Hoy, 64 años después de aquella presunta luminosidad del primero de enero de 1959, en Cuba existen las mismas condiciones que potenciaron el desencadenamiento de aquella revolución.

Porque una revolución, para que resulte exitosa, tiene que mostrar resultados concretos que demuestren la validez de sus acciones y, en el caso de Cuba, los éxitos obtenidos en la educación, la salud, la ciencia y el deporte no surgieron como consecuencia del desarrollo de las fuerzas productivas internas sino, sobre todo, por el inmenso apoyo financiero que recibió de la antigua Unión Soviética y de los países del campo socialista.

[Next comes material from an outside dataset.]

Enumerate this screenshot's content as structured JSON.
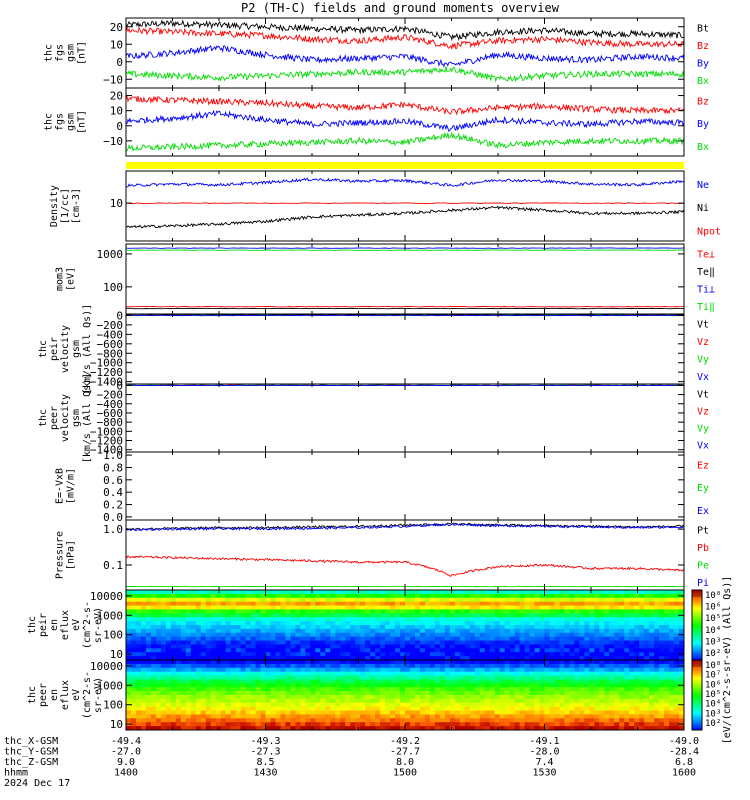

Fidel Castro quiso “independizarse” de la influencia económica de Estados Unidos y terminó dependiendo de economías inferiores en cuanto a crecimiento y calidad de sus productos.

Y si bien no puede hablarse de una prosperidad creciente, porque problemas como el transporte, la alimentación y hasta el libre acceso a la educación según los méritos personales nunca fueron resueltos, al menos se vivía con cierto sosiego —siempre y cuando “no te metieras en política”— hasta la desaparición del bloque socialista.

Al desaparecer esa comunidad política y persistir el castrismo en la reproducción de métodos de probada ineficacia, los supuestos éxitos comenzaron a declinar de forma indetenible desde el llamado “período especial” hasta llegar a este aniversario 64 donde la miseria, el escapismo y la represión son sus características principales.

Si la retórica del castrismo fuera capaz de producir satisfacción no habría problemas. Pero esa presunta panacea de justicia social, prosperidad y democracia de la que tanto hablan los continuistas liderados por Miguel Díaz Canel Bermúdez solo existe en sus discursos abundantes en coprofagia, donde, sin un mínimo de vergüenza, se burlan públicamente de sus leyes y de lo que hacen, algo que en un país democrático sería causa suficiente para una renuncia o un juicio político.

El proceso que un día fue proclamado por Fidel Castro como “la revolución de los humildes, por los humildes y para los humildes” se ha encargado de autoaniquilarse. No hace falta una invasión extranjera ni otra revolución para demostrarlo, él mismo se ha aniquilado por su incapacidad económica y sus injusticias.

Si en Cuba se afianza un profundo pensamiento anticomunista ello se debe, ante todo, a la incapacidad de quienes un día nos hablaron de muchos sueños y terminaron convirtiendo nuestras vidas en una atroz pesadilla. Y encima, como si el pueblo fuera bobo, siguen encomiando al sistema.

Esa, no otra, es la realidad de nuestra patria este nuevo primero de enero.